The scale of some of these brands is becoming seismic, with many disrupting the dominance of traditional players in their respective spaces. For example, married YouTube duo Ethan and Hila Klein, of H3h3 Productions, developed their own apparel line called Teddy Fresh. The brand now has a distribution deal with national retailer Zumiez and has gotten so popular that it even launched a collaboration in February with Nickelodeon staple SpongeBob SquarePants.
Additionally, esports Team 100 Thieves operates a massively poopular streetwear brand, having recently been dubbed the “Supreme of esports” by The Verge. YouTuber David Dobrik created a disposable camera app, which has generated over a million downloads. And finally, after a series of successful video collaborations, Jeffree Star and Shane Dawson unveiled their very own makeup line, which turned out to be a hit. The duo sold 1 million eyeshadow palettes within 30 minutes of launch.

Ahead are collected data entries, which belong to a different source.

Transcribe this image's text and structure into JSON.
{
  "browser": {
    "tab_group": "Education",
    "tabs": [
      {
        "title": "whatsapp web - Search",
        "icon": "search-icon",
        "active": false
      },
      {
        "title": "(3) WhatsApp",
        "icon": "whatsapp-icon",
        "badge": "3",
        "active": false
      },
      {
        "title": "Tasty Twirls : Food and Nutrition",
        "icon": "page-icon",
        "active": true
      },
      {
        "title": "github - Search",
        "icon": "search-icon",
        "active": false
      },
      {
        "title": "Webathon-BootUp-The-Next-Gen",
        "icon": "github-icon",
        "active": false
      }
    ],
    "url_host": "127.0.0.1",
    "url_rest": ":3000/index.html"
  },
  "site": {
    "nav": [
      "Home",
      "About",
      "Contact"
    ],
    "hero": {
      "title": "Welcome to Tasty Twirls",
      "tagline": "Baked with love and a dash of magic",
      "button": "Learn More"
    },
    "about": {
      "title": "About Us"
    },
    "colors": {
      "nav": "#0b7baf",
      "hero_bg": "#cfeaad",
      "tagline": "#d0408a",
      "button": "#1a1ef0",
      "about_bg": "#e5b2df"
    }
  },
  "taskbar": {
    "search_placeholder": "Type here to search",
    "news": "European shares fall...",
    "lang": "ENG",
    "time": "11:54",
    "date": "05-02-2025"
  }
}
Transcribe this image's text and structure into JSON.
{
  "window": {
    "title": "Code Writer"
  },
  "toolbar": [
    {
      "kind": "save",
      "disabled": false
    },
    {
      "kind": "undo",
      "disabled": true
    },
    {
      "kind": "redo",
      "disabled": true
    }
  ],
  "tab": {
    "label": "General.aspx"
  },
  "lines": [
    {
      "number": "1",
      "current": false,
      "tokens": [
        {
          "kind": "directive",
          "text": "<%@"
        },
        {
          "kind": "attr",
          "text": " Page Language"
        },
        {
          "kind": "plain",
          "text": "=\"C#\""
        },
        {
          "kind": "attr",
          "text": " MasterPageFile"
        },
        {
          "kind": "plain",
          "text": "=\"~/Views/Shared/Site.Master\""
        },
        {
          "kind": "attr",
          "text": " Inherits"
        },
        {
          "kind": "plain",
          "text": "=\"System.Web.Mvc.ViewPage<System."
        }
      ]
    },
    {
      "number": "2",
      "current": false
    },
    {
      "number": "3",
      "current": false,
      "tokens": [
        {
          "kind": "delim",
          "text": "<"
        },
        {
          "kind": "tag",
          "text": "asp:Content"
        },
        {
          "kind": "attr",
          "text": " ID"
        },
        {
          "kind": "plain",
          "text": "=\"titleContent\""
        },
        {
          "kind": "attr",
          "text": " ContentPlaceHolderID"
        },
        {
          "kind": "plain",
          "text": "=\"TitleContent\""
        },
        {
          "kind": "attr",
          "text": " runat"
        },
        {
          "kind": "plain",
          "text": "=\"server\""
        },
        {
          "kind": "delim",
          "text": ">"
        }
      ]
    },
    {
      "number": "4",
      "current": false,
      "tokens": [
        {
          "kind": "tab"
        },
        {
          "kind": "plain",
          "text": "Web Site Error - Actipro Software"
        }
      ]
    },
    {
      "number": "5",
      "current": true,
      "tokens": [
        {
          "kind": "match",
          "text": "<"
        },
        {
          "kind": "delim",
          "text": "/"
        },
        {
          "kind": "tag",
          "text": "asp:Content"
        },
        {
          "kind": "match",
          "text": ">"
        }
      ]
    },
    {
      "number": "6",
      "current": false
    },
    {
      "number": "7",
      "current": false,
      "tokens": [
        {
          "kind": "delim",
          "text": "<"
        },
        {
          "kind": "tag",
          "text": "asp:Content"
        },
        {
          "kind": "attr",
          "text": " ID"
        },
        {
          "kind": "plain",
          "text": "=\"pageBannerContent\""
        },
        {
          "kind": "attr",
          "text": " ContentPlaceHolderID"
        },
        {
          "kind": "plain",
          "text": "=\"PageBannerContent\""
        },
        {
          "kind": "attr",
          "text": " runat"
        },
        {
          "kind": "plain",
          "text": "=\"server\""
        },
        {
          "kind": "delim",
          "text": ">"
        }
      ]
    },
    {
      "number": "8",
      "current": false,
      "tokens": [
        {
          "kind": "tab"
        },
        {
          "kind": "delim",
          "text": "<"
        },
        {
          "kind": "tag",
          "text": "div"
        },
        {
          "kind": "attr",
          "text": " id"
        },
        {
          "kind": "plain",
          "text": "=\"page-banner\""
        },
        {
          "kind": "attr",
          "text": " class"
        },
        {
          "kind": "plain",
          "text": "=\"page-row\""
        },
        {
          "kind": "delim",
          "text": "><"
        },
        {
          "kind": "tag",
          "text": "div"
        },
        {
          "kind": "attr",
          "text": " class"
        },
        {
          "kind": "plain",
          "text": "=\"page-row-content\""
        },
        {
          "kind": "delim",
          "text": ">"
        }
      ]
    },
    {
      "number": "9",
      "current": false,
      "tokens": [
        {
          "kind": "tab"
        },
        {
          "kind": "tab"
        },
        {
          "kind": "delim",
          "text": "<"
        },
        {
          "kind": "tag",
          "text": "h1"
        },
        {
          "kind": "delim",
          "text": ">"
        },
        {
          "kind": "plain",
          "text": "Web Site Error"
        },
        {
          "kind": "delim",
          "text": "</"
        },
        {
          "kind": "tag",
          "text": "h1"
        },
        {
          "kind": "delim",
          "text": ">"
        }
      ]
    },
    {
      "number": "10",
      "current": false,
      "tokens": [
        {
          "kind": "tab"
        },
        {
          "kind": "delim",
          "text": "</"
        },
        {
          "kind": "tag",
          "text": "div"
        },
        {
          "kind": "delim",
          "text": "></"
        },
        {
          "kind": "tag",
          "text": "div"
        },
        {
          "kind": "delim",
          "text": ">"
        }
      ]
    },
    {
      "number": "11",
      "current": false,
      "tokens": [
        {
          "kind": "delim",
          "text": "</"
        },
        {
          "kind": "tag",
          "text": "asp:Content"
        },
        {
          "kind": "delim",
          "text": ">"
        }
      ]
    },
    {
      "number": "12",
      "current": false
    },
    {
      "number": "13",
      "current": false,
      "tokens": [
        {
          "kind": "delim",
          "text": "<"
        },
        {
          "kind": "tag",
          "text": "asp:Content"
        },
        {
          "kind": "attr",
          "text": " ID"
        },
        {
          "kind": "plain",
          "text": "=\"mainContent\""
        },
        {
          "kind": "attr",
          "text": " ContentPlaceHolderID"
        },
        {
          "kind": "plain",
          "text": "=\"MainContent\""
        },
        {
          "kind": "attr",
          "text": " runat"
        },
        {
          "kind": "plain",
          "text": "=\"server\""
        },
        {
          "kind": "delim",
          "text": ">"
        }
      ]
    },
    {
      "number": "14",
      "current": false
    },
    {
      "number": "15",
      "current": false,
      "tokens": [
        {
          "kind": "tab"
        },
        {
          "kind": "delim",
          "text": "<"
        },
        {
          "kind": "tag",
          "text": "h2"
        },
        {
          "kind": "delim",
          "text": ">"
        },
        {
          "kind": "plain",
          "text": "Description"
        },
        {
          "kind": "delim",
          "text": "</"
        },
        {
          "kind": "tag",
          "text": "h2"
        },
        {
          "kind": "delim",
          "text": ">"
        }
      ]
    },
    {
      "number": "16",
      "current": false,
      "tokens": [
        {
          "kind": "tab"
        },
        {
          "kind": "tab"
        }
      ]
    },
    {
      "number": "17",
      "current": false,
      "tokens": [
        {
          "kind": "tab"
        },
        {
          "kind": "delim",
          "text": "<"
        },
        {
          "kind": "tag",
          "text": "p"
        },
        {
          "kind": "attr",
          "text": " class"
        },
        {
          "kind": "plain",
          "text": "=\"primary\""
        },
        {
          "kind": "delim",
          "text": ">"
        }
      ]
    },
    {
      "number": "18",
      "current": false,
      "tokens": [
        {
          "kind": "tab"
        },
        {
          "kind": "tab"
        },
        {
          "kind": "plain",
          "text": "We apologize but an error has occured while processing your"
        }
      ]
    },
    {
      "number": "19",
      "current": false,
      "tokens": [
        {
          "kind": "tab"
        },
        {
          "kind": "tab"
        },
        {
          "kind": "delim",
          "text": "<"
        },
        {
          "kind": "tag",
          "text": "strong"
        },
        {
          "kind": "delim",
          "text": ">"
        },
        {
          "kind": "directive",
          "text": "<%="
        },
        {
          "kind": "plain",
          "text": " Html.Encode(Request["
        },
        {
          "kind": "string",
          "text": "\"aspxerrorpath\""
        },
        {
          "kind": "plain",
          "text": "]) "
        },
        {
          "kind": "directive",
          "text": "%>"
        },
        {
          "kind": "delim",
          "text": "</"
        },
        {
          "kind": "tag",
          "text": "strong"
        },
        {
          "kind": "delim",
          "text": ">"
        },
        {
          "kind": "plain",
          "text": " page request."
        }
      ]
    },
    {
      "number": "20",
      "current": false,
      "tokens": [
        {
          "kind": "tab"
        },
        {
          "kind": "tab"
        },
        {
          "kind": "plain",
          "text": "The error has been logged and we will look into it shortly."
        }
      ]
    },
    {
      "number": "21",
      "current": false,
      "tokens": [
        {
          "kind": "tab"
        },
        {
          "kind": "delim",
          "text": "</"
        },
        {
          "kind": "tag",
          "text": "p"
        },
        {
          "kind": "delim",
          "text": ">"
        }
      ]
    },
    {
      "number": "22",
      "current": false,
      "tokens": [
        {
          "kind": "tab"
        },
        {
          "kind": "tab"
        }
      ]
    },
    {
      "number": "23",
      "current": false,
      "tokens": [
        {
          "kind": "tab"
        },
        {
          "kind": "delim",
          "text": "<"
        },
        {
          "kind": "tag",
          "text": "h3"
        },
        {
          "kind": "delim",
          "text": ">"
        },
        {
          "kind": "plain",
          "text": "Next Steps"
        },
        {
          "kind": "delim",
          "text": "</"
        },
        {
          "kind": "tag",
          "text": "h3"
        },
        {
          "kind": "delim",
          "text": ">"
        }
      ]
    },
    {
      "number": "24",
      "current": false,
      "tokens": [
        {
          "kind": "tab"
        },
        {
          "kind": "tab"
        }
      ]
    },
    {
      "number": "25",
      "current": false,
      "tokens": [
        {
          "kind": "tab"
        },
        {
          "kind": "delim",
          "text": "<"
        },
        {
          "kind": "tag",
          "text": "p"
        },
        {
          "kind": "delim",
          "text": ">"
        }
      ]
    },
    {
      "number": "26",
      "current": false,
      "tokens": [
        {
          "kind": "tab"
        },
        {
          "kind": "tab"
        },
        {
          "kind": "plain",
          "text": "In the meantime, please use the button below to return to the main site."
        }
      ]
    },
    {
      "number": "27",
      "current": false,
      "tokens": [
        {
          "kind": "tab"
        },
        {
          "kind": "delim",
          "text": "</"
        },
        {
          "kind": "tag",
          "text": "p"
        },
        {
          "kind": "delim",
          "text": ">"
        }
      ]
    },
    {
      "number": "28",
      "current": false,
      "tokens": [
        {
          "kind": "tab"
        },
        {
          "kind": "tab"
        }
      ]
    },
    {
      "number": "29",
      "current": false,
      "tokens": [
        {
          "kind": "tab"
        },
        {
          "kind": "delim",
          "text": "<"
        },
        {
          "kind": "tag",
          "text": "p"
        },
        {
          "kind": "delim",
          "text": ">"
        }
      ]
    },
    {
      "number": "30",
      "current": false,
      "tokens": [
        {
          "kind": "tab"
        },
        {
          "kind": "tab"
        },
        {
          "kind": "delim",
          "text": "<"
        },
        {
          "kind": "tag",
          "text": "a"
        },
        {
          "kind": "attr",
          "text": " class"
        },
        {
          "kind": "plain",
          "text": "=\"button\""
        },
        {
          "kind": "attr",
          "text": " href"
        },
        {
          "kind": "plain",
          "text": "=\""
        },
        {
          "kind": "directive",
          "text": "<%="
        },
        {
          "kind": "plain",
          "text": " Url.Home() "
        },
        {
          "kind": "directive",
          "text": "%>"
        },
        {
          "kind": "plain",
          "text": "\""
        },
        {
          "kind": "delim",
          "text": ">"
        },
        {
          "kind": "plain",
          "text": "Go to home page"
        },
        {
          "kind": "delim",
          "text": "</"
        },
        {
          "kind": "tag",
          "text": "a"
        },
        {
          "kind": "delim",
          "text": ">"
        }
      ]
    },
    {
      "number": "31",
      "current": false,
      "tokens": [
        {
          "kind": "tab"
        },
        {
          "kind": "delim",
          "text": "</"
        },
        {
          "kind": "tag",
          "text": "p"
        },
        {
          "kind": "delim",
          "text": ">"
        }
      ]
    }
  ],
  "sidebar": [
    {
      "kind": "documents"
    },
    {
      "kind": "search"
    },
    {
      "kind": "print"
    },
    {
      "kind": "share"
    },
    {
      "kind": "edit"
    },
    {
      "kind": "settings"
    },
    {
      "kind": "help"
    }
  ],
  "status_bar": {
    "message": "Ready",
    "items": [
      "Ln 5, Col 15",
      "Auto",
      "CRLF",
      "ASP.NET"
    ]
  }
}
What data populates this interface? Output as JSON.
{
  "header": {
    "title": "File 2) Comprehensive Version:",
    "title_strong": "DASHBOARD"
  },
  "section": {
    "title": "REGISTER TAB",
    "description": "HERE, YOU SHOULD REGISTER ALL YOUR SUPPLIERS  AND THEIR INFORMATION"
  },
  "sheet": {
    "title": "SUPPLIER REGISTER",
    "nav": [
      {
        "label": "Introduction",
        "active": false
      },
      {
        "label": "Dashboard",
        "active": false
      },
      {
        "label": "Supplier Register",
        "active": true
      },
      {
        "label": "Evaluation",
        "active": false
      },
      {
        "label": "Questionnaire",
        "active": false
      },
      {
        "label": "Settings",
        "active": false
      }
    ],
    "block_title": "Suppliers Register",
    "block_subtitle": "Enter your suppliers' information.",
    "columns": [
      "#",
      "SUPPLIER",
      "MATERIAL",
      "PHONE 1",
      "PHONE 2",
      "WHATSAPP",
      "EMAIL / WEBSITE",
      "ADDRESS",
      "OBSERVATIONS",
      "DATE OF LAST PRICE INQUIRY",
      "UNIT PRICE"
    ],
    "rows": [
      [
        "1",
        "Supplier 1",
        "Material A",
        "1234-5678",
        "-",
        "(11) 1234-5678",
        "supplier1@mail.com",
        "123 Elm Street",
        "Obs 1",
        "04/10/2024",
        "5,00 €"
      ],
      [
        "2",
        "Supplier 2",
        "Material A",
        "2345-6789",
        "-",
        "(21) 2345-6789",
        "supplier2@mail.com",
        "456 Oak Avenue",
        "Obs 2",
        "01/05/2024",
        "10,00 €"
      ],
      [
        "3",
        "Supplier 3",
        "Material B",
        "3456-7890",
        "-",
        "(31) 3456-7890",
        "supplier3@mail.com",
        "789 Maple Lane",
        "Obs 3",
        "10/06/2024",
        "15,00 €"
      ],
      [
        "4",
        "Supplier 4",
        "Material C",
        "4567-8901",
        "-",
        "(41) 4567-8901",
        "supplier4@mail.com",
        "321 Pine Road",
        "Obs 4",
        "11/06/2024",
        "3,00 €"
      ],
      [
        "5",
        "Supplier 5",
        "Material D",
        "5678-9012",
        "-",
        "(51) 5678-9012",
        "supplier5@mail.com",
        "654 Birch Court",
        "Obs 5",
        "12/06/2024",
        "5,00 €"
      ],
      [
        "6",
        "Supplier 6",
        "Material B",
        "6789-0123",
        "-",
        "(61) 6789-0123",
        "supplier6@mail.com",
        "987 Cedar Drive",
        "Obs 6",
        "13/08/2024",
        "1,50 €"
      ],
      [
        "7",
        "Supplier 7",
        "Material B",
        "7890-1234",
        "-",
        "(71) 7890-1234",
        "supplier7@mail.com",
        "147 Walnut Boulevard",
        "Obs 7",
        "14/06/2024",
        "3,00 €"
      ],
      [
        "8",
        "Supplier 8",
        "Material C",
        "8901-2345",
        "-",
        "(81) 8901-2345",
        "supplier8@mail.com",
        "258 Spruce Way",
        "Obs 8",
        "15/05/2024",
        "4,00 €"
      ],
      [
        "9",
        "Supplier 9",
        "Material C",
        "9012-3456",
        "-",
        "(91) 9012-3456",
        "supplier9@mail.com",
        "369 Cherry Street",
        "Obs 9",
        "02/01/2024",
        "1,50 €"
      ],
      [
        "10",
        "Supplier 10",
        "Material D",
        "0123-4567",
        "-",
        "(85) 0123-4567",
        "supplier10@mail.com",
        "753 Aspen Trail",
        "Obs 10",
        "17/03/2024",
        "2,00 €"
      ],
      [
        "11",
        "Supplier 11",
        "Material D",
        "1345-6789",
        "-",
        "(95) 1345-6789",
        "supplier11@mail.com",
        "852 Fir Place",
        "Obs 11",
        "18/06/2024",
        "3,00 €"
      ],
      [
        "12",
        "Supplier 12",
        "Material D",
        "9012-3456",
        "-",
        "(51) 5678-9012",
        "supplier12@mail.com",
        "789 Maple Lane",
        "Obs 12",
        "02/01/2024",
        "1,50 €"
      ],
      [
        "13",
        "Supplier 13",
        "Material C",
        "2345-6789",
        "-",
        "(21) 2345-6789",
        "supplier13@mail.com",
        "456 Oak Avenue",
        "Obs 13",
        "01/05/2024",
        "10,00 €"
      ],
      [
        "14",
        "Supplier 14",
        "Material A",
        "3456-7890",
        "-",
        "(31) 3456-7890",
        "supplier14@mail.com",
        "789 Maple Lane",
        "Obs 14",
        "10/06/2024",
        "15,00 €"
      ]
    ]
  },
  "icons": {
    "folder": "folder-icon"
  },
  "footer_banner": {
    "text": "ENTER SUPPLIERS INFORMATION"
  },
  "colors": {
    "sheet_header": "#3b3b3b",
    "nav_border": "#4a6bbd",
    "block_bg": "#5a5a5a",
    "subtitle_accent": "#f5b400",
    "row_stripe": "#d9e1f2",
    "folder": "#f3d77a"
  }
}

Other revenue streams beyond digital advertising are also helping to shape creators’ businesses today.
Platforms like Cameo and Patreon have empowered creators to monetize their fans directly. Cameo, the personalized video shoutout platform, has been hailed as the next unicorn. Patreon has over 4 million patrons and has paid out $1 billion to creators to date. And since the onslaught of the coronavirus pandemic, and in spite of recent layoffs, the platform has seen an increase in usage. Patreon added 30,000 creators in March — a 36.2% increase over sign-ups in February.
Platforms themselves have followed suit with this direct-support model, with Twitch, Facebook, YouTube, and TikTok all operating virtual gifting products that enable creators to monetize their fan bases directly and fans to rewards creators for content that they love.
And while the coronavirus has temporarily ground IRL gatherings to a halt, the events industry has also been huge, with creators regularly boasting large enough audiences to sell out national tours. For instance, YouTube duo Sam Golbach and Colby Brock, known for their ghost-hunting content, are embarking on a 13-stop tour; vlogger Trisha Paytas launched ’The Heartbreak Tour’, comprising meet-and-greets with tickets costing hundreds of dollars; and an event for fans of family vloggers called FamFest is also launching, though it has been postponed.
All of these accomplishments show that Green’s words five years ago were prophetic — and truer than ever. Creators are building massive businesses, and if brands continue to support creators, they will reap the rewards. If not, in the words of John Green, “brands will lose relevance with an entire generation of people who look to video not just for distraction, but also for engagement and connection.”